BRUNSWICK, Georgia — As they say, “Once a marine, always a marine.”

Will Cook served a stint in the Marine Corps and is going back, but the next time it will be to fulfill a calling to serve God and not only an oath to serve his country.

Cook is a transitional Catholic deacon serving a transitional internship at St. Francis Catholic Church in Brunswick. The ongoing pastoral service is the final year of a seven-year process that will culminate with his ordination as a priest on June 4 at the St. John the Baptist Basilica in Savannah.

The first six years were at the Notre Dame Catholic Seminary in New Orleans, and he’ll return there in October for another semester, Cook said.

From his squared away haircut to his spit-shined black shoes, Cook looks like a Marine in a cassock turned out for inspection.

His duties at St. Francis include assisting in the sacraments, and he has the authority to perform marriage ceremonies and assists at funerals.

Now 35, he started the process of becoming a priest in 2015, but he says the call came far earlier.

“Growing up, I always had a strong admiration for the priesthood,’’ but there were some things he did in between that helped the Tulsa, Oklahoma, native prepare including a degree in construction administration from Oklahoma State University.

Of his four years in the Marines, Cook says, “That kind of forces you to grow up.”

He was an air support control officer in Okinawa where he worked with the artillery as, he puts it, a step behind the infantry.” He was assigned to the Marine Corps Logistics Base in Albany, when he first came to Georgia.

If the Marines influenced him, so did a year of mission work with the Salesian priests in Nice in southern France, a Catholic religious order known for their charity work for children and the poor.

During that mission trip, he experienced contemplative, communal living with no personal possessions and working directly with the public.

The priesthood is not in line with how Cook said he imagined his future.

“I enjoyed my time in the Marine Corps,’’ he said, “but I wanted to work in the construction industry and have a family.”

It was while working construction renovating historic homes in Savannah in 2014 and 2015 that he felt called to the priesthood, leaving behind the possibility of marriage and a family.

“The mission trip taught me that you can be happy as a celibate male,’’ Cook said.

Priests are fathers to a lot of people, and parishioners look toward them for spiritual and fatherly guidance, he said.

“I think it’s OK to offer up that sort of sacrifice for the Kingdom of Heaven … It’s all a gift,’’ Cook said.

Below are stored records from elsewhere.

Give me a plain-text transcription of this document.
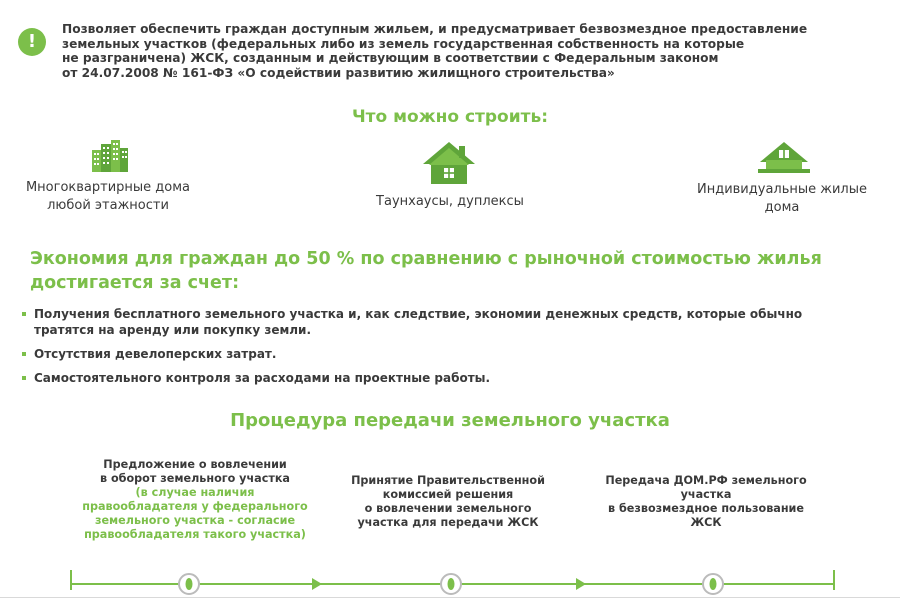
!
Позволяет обеспечить граждан доступным жильем, и предусматривает безвозмездное предоставление
земельных участков (федеральных либо из земель государственная собственность на которые
не разграничена) ЖСК, созданным и действующим в соответствии с Федеральным законом
от 24.07.2008 № 161-ФЗ «О содействии развитию жилищного строительства»
Что можно строить:
Многоквартирные дома
любой этажности	Таунхаусы, дуплексы
Индивидуальные жилые
дома
Экономия для граждан до 50 % по сравнению с рыночной стоимостью жилья
достигается за счет:
Получения бесплатного земельного участка и, как следствие, экономии денежных средств, которые обычно
тратятся на аренду или покупку земли.
Отсутствия девелоперских затрат.
Самостоятельного контроля за расходами на проектные работы.
Процедура передачи земельного участка
Предложение о вовлечении
в оборот земельного участка
(в случае наличия
правообладателя у федерального
земельного участка - согласие
правообладателя такого участка)
Принятие Правительственной
комиссией решения
о вовлечении земельного
участка для передачи ЖСК
Передача ДОМ.РФ земельного
участка
в безвозмездное пользование
ЖСК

With his ordination next June, Cook will establish a sort of permanent spiritual home in a place he has come to love.

“I love Georgia. Oklahoma is great,’’ he said of his native state, “but I love Georgia and the low country. Savannah will always be my home diocese.”

That covers a lot of territory because the diocese encompasses the lower two-thirds of the state, but initially a lot of men and women in uniform will call him “Father.”

“I’ll be on loan three years as an active duty chaplain with the Navy and Marines,’’ he said.

Of his life to this point, Cook says, “It’s been a good 35 years.”

Counting his mission work, by the time he is ordained a priest he will have spent four years in the service of his country and eight serving God. It’s all been active duty.